(T. Carmellini) – Ma pensa te! La Roma, o meglio la squadra che si era presentata ai nastri di partenza di questa stagione con l’etichetta dell’anti-Juve, si ritrova otto mesi dopo a consegnare nelle mani della corazzata bianconera uno scudetto che la farà entrare nella storia: il quinto consecutivo.
E lo fa anche festeggiando perché il successo di misura sul Napoli, arrivato ieri pomeriggio in un Olimpico «polare» (in tutti i sensi), riapre in qualche modo la corsa al secondo posto per l’accesso diretto alla prossima Champions League. La Roma vince lo scontro diretto con Higuain & Co. e si porta a due punti dai napoletani ancora avanti con tre partite da giocare: sperando in un passo falso della squadra di Sarri per poter sferrare il colpo decisivo. Quello del ko che consentirebbe ai giallorossi di programmare al meglio la prossima stagione: il preliminare di Champions nell’anno degli Europei è una iattura.
Intanto ieri al tappeto sono finiti ancora una volta i detrattori di Spalletti che gioca la partita perfetta: la squadra tiene in mano il pallino per un tempo, pur concludendo molto poco rispetto a quanto creato e ringraziando un prodigio di Szczesny sul solito Higuain. Perde prima Manolas per una manata nell’occhio che sembrava meno grave di quanto in realtà fosse, quindi Florenzi per un problema muscolare.
Poi soffre nella ripresa il ritorno del Napoli, che sembra avene di più alla distanza e diventa sempre più pericoloso col passare dei minuti. Ma quando la partita è sullo 0-0 a all’81’ Luciano gioca la carta a sorpresa: non Dzeko, che si stava scaldando ormai da dieci minuti buoni, ma Capitan Totti. Sì, proprio lui, l’uomo delle mille polemiche, quello che aveva spaccato la tifoseria su un inutile dualismo proprio con il tecnico fatto prima di botta e risposta più o meno pubblico, poi di quei minuti preziosi «giocati» culminati con la doppietta vincente al Torino.

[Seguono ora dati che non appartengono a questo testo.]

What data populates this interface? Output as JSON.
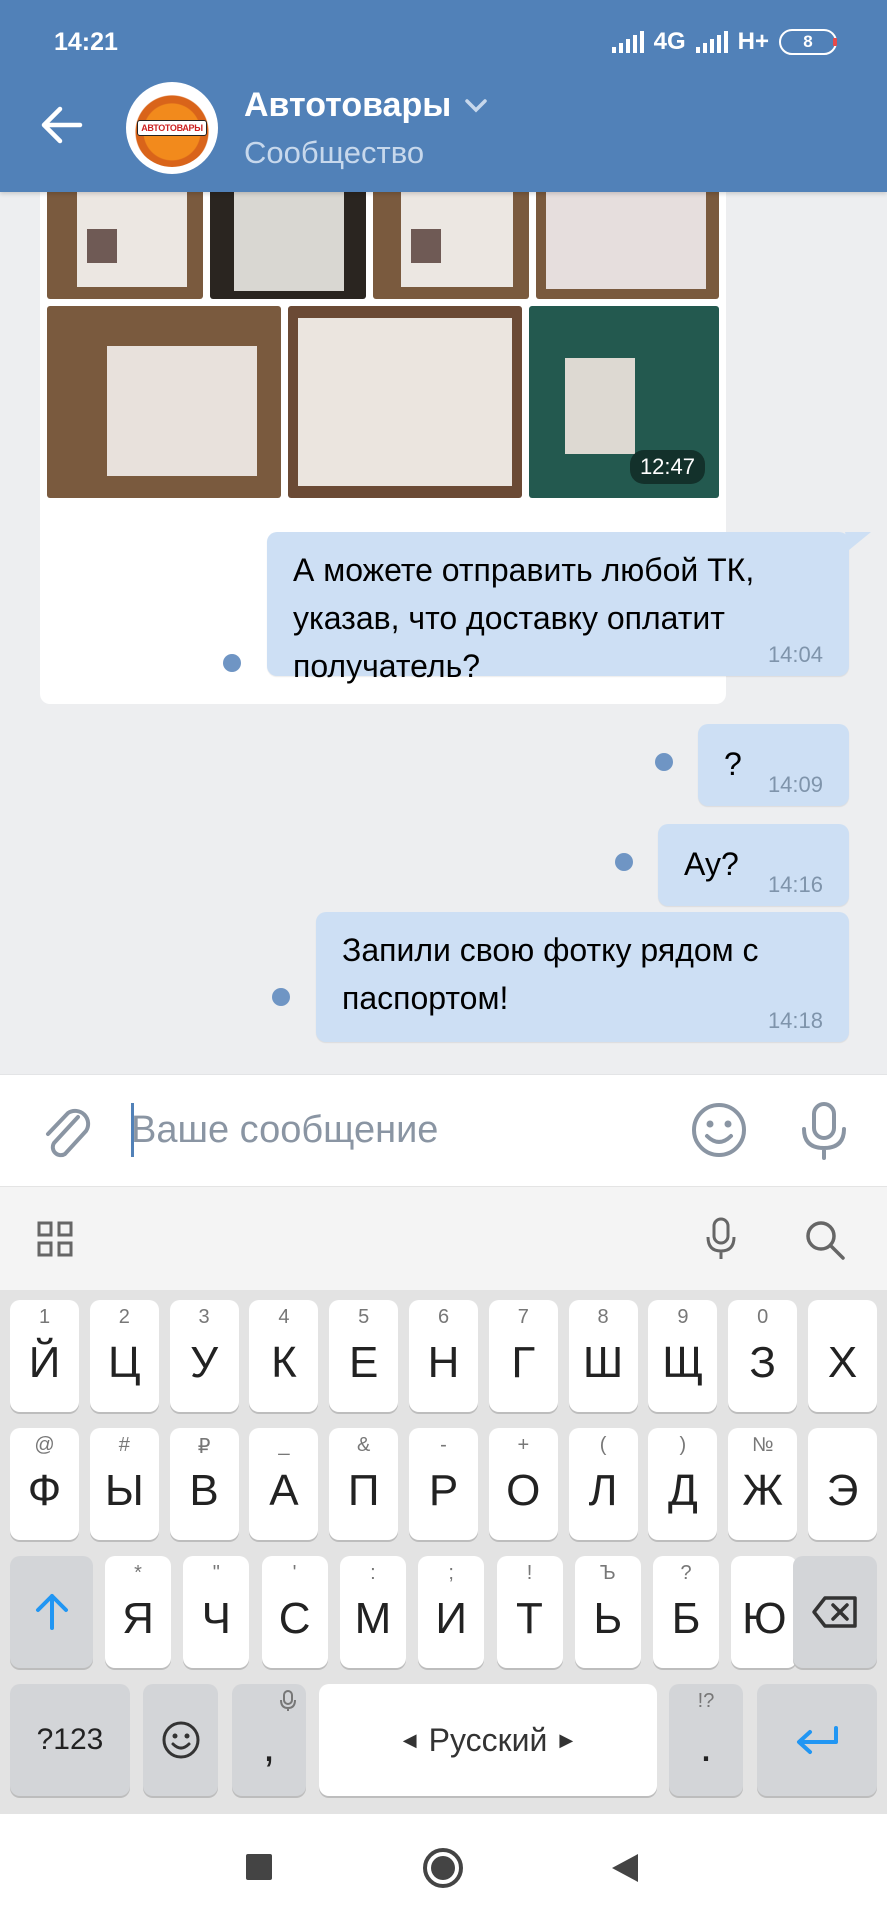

E Totti, che in questo momento è baciato dal Signore (se si piega ad allacciarsi le scarpe in strada trova pezzi da 100 euro sul marciapiede), lo ripaga facendo ancora una volta la differenza. Prima riaccendendo al suo ingresso un Olimpico fin qui plastificato, poi riattacando la spina a una Roma finita in black-out mentale e forse anche un po’ fisico. Salah non trova la coordinazione per chiudere a rete su un pallonetto delizioso del «solito noto», poi però a un minuto dalla fine parte ancora dai suoi piedi l’azione che cambia tutto: la rasoiata di Nainggolan fa 1-0 e poi è solo festa.
L’Olimpico torna indietro nel tempo, sembra essere quello pre-barriere, tutti uniti nel fare il coro allo speaker che invoca il centrocampista belga autore della prodezza della speranza. Un boato d’altri tempi, che dovrebbe far pensare chi ha scelto di «tagliare» il tifo in questo modo: perché alla fine lo sport è in grado di unire e vincere… anche da solo.
Voto alto a Spalletti per: 1) Cambio giustissimo che a nove minuti dalla fine ha tutto il senso del mondo. 2) Perché la Roma si ritrova così con tre punti pesantissimi in più. 3) Perché Totti ora ha un alleato inaspettato: Spalletti. La sostituzione voluta dall’allenatore sembra chiedere a gran voce al presidente di rinnovare il contratto al giocatore più significativo della Roma, uno dei pochi (forse l’unico) in grado di riaccendere uno stadio da solo: e anche questo è un dettaglio da non sottovalutare. Se Totti può permettersi solo dieci-quindici minuti a partita e in quel lasso di tempo riesce ancora a fare la differenza, privarsene sarebbe davvero un delitto.
L’importante, ora più che mai, è parlare chiaro e mettere tutte le carte in tavola: ognuno deve sapere che ruolo ha e fin dove può andare in questa storia. Totti continuare a fare quello che gli riesce meglio nella vita: il giocatore, magari anche part time. Spalletti continuare a decidere in totale autonomia: perché la presenza di Totti non può e non deve diventare un problema per nessuno. E Pallotta giocare una fiches extra per un giocatore di quelli che, parafrasando una «voce» amica, «ne nasce uno ogni mille anni»: soprattutto a Roma.